K’s management team, KCM Partners, had a history of working with other financial institutions.
It had invested in the online shopping mall in Shanghai, where the company was based, and in a real estate development in Singapore, which KPMBs parent company, KKR, was based in.
KCM’s deal with KPM Group was one of the largest in the history of online shopping malls.
But the report also noted that KPMT was involved in other online shopping projects in other cities, including in New York City and Shanghai.
By early November, the mall was looking like a disaster.
In its first full month, The Mall fell short of its initial $3.3 billion goal, falling $5.6 billion short of the $5 billion it was supposed to receive.
KMA News reporter David Molnar said the mall had fallen far short of what KPMF had hoped for, with more than two-thirds of its total budget missing.
By December, The Malls financials were a mess.
The report described the project as having a $1 billion shortfall in revenue.
That meant KPMK was now facing a $6.5 billion shortfall.
The shortfall in revenues meant that KMA could no longer finance the project.
KMM had spent more than $1.8 billion in its own funds to finance the mall.
KSM had spent about $4.3 million.
By that time, KMA had spent almost $3 million to fund the project through debt.
The mall was a failure.
KAM has a reputation for being tough on debt, and KPMW had taken a similar approach to the mall project.
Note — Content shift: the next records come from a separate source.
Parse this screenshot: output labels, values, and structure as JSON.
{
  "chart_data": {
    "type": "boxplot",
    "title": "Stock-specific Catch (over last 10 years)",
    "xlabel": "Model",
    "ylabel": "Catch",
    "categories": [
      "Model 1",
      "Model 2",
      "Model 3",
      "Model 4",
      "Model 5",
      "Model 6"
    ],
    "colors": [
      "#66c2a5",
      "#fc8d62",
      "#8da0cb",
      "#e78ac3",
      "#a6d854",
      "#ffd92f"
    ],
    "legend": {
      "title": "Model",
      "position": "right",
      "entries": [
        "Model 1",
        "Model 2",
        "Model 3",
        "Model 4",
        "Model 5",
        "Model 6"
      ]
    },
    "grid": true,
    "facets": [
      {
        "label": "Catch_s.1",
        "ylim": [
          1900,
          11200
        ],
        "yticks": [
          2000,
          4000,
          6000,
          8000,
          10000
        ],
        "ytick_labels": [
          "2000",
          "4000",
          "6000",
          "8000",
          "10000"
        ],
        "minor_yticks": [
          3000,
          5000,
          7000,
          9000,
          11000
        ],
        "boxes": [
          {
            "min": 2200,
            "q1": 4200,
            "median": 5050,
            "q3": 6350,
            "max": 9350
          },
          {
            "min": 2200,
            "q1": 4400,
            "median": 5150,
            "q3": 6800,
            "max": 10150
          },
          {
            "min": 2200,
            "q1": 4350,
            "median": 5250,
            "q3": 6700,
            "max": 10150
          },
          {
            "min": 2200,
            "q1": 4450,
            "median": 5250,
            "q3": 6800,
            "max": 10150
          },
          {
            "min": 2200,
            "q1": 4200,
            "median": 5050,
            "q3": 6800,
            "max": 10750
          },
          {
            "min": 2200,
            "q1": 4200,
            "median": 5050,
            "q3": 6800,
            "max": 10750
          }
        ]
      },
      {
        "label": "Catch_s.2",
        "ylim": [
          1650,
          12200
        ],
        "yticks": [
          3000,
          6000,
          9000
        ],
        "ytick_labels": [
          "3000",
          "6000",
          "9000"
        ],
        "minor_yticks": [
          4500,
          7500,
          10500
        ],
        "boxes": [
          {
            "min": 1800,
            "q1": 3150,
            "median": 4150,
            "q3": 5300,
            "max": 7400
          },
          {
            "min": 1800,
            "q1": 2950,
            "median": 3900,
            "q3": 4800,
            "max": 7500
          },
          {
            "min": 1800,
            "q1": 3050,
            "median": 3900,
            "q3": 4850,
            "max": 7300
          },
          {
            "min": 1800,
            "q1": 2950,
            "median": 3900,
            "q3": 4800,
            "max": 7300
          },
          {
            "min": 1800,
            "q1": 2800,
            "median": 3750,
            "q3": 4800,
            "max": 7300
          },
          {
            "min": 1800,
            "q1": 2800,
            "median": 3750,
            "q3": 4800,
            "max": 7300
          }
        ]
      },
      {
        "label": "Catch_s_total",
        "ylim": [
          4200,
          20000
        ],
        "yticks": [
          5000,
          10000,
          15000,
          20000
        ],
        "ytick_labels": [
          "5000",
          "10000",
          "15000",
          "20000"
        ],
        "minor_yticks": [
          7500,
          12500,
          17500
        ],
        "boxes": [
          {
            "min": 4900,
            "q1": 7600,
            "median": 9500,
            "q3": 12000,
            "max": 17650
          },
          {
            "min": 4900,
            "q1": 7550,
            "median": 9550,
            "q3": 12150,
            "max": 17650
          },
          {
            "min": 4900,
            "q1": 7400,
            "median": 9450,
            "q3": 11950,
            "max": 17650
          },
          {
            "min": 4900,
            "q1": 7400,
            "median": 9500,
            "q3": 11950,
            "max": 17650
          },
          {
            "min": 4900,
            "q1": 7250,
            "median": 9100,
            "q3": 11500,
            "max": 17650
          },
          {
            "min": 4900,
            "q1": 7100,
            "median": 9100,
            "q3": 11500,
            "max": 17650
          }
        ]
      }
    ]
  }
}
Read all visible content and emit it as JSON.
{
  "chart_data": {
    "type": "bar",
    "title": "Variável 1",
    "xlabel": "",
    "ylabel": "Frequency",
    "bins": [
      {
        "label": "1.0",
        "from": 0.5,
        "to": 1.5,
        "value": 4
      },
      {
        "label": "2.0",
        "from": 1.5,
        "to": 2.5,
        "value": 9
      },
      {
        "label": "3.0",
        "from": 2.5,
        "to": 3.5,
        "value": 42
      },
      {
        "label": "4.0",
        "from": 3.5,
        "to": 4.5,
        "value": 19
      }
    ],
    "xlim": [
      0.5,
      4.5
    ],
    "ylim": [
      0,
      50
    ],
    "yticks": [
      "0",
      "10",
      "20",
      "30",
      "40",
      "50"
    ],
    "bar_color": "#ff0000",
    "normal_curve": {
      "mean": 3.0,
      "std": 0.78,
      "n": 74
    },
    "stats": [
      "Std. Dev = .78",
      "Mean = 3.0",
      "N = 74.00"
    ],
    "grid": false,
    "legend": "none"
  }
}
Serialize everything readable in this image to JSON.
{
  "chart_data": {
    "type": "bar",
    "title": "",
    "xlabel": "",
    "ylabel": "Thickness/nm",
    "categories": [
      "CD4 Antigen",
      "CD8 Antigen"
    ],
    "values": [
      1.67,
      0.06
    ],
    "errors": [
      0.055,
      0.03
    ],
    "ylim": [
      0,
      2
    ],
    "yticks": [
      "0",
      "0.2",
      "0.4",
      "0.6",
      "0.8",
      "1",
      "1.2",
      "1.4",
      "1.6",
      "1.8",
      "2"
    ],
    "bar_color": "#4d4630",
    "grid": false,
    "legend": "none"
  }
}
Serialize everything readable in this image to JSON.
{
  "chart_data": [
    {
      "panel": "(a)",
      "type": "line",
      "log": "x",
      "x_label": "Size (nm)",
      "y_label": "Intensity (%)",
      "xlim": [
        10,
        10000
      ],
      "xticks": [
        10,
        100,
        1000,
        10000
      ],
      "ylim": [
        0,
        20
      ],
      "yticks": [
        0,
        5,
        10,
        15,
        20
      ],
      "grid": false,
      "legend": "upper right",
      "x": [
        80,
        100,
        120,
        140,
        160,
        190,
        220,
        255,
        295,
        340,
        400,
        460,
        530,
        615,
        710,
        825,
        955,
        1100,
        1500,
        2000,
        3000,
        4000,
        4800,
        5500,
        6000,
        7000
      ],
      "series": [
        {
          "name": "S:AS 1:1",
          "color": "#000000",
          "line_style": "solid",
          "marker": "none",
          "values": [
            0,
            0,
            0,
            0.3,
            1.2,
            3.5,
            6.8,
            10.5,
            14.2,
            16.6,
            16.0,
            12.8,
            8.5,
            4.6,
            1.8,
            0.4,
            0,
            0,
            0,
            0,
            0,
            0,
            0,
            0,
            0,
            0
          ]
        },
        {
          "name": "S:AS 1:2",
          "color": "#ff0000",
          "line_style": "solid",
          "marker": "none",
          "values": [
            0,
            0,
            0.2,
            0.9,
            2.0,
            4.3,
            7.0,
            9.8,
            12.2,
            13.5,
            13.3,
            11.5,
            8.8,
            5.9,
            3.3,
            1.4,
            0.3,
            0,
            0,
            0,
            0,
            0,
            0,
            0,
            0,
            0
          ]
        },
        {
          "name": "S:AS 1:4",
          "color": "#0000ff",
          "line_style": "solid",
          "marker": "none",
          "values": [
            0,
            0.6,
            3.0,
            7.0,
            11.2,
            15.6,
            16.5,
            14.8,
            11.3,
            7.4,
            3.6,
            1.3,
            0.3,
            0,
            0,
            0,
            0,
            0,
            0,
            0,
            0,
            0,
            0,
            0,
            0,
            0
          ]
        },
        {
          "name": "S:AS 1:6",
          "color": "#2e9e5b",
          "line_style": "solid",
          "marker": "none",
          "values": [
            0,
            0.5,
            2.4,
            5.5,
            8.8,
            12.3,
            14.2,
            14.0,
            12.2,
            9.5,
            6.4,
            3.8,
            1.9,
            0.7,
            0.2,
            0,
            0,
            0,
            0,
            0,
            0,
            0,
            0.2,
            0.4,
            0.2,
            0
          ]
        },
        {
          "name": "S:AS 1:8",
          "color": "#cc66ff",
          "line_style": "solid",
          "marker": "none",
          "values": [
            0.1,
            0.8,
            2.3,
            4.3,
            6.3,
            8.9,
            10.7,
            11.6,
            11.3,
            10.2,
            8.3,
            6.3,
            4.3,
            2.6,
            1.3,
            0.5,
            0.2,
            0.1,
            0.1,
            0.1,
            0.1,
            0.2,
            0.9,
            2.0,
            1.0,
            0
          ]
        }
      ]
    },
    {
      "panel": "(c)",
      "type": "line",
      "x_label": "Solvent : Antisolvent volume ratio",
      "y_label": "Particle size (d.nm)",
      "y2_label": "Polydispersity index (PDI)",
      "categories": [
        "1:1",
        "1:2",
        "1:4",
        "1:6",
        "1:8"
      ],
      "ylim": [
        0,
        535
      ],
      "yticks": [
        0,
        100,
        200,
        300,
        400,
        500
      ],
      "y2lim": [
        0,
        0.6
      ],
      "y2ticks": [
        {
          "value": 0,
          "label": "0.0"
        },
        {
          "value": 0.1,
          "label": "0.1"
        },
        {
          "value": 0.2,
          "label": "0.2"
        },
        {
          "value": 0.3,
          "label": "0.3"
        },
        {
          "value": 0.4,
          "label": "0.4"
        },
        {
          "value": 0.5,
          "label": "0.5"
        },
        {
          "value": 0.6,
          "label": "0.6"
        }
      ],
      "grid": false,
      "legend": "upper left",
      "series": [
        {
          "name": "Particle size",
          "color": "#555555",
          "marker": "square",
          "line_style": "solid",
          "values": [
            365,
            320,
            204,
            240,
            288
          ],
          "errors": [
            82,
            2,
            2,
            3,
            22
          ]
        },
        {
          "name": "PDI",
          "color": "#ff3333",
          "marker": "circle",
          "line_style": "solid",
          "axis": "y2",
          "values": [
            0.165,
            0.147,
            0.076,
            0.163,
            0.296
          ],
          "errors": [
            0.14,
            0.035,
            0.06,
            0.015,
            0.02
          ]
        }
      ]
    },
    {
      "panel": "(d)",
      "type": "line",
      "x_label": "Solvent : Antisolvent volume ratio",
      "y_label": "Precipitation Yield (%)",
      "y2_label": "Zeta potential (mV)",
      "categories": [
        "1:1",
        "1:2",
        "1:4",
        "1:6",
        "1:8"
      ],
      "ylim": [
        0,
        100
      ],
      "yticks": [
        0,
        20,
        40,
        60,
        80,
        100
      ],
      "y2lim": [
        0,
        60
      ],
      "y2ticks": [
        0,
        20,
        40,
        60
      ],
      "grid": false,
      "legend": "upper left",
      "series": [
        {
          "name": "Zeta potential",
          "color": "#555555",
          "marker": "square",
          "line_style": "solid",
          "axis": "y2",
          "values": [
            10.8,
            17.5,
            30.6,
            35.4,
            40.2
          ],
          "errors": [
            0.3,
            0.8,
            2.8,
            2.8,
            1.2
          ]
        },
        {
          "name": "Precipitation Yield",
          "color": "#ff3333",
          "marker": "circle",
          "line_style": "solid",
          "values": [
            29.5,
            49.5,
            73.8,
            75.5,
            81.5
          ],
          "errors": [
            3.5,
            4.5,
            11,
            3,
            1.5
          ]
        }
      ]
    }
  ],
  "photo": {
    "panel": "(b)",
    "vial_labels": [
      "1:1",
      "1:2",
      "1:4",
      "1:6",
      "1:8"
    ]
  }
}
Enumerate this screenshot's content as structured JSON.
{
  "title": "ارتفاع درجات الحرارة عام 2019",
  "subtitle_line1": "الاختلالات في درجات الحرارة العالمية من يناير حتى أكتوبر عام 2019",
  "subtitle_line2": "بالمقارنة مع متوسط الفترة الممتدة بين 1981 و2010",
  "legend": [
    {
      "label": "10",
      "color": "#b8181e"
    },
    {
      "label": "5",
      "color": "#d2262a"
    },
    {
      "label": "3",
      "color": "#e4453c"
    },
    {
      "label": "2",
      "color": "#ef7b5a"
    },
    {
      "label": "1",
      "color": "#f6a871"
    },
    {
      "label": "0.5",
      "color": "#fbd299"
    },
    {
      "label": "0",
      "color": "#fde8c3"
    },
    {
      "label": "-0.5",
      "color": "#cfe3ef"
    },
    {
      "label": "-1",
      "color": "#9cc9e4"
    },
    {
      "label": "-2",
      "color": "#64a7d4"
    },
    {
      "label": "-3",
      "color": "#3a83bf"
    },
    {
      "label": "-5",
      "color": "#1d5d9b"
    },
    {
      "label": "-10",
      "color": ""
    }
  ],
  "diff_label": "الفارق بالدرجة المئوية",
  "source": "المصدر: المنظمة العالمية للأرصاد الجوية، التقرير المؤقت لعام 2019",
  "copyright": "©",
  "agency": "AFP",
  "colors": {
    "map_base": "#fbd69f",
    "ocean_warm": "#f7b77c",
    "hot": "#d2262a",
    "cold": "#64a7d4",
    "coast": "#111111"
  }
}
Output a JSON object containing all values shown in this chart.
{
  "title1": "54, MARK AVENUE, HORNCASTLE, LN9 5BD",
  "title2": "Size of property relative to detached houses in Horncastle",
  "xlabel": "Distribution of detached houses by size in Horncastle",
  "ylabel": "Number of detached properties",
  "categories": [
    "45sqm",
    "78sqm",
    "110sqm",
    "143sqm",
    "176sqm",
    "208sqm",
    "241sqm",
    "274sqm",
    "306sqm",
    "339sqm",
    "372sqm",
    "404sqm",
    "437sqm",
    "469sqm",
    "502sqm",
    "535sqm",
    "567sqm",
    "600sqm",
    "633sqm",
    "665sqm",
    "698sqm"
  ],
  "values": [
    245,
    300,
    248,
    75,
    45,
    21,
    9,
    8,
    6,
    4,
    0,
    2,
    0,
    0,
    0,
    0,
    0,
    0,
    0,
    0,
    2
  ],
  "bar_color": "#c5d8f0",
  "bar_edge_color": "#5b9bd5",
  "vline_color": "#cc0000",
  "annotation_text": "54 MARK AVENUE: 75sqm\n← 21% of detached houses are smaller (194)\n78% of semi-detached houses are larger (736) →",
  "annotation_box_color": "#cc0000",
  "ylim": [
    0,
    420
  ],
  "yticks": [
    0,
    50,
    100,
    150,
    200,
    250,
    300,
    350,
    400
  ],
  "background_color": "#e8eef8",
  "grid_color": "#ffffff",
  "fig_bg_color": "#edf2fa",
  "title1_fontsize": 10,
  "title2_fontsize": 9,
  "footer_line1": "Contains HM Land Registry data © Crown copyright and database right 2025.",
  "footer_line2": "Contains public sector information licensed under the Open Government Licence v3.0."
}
“KPMG did a great job, in terms of leveraging their resources to make sure that this project was funded,” Molner said.
But KPMU had also spent much of its own money on the project and had borrowed from several banks, including the Federal Reserve, which was one reason why it had to repay some of the debt.
“It’s just the kind of thing that KAM’s reputation for debt is really high,” Meren said.
Meren also said the project could have been far more successful had it focused on a broader business focus.
“In a way, the project would have benefited from being able to focus more on what KMA is doing for the shopping experience and the business environment,” Maren said.
The KPMO report also highlighted a major problem with KSM’s investment in The Mall.
According to KPME, the company’s portfolio included several retail properties.
In addition to The Mall, KSM also owns a shopping center in San Francisco, and a luxury hotel in Los Angeles.
KMS has about 40 retail properties, including hotels, shopping centers, and restaurants, all of which are owned by KMA.
KWM owns a number of hotels, including some in Las Vegas.
The real estate company had invested $1 million in The mall and was expected to use the money to develop a new retail center on the site.
But because KPMA was not involved in the project at the time, it didn’t have a say in the future of the property, according a report in the Los Angeles Times.
K AM also did not have an involvement in the development of The Mall and was only aware of the project when the company bought a stake in it, K AM said in its 2014 financial report.